# Mercury Drivers for windows 7



## vamsik (Oct 2, 2011)

Hi,

i formated my pc. i am using windows 7 and i m using mercury mother board "PI945GCM v1.0A" board 

i wanted to download the drivers for this board but i am not able to find can 

u please give me the link to download the appropriate drivers 

SOUND/AUDIO Drivers 

VGA Drivers , PCI Drivers 

LAN Drivers and Bus drivers 


thank u

Vamsi


----------



## Tyree (May 10, 2009)

I don't find any 7 drivers.


----------



## [email protected] (Nov 16, 2004)

Since you don't list your processor, I'll just give you the link: Mercury Mobo.
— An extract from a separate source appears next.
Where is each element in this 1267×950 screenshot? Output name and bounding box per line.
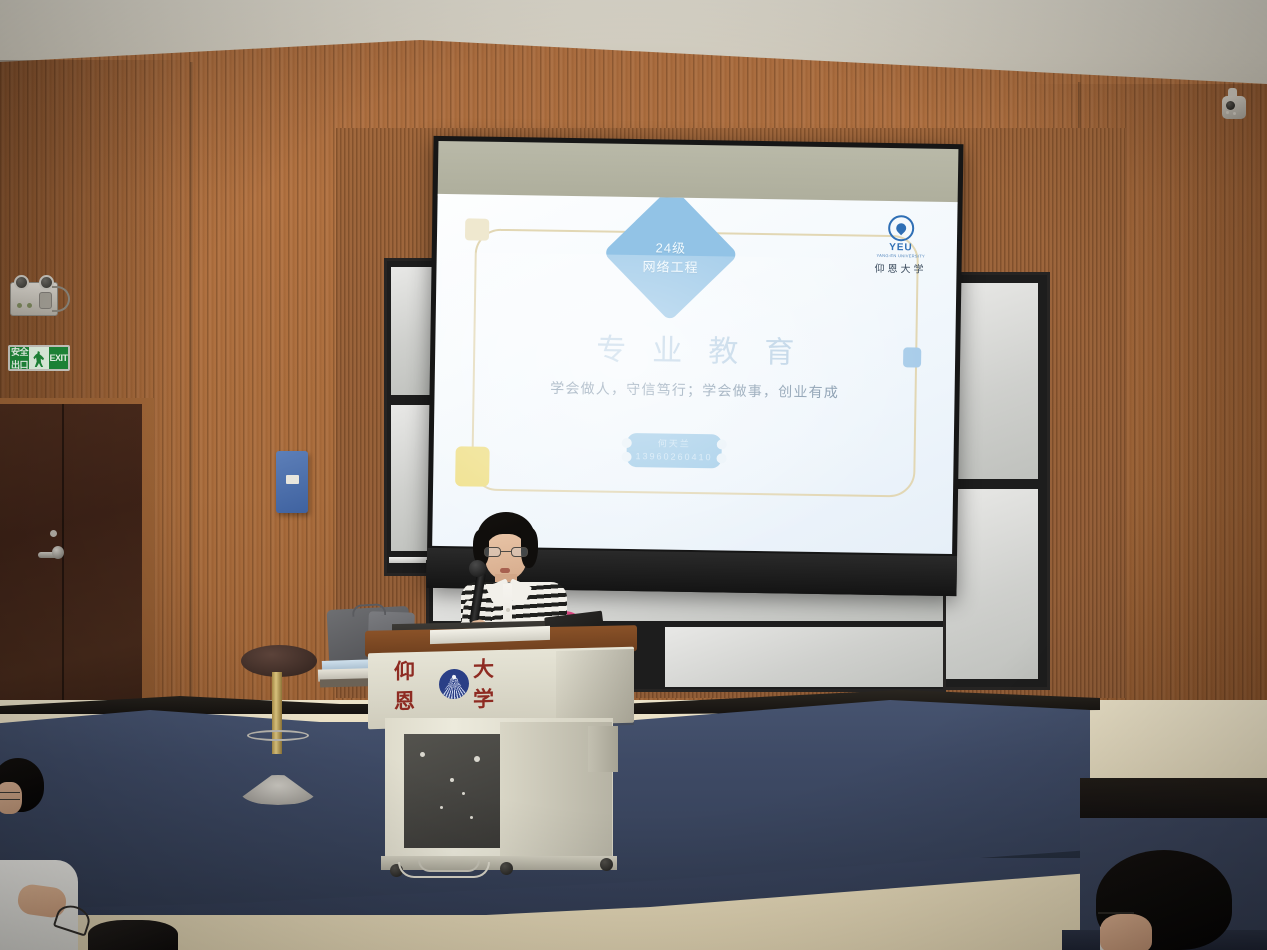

Without more details of what you have, like the CPU for instance, I can't drill down to find what you need. There are scant details on their website about OS's. 

Good luck!


----------



## Tyree (May 10, 2009)

Is the PC OEM (Dell-HP-etc.)?
Are you certain you posted the correct Mobo Model Number?
I find no drivers available for any OS on Mercury's site using the Mobo Model Number (PI945GCM v1.0A) you posted.
Mercury - Expect More

I found this page but there is no indication of any particular OS. 
Mercury - Expect More


----------



## sinaps1 (Oct 3, 2011)

Hi vamsik
I will sugesst that you go to Device Manager and find the driver you need (generally with a yellow "?". maybe VGA driver will not show a yellow "?" so it will be named VGA driver without a specific name) and go to properties of every driver you need and go to driver details and write down the driver details maybe Can find drivers to let you install them manually..


----------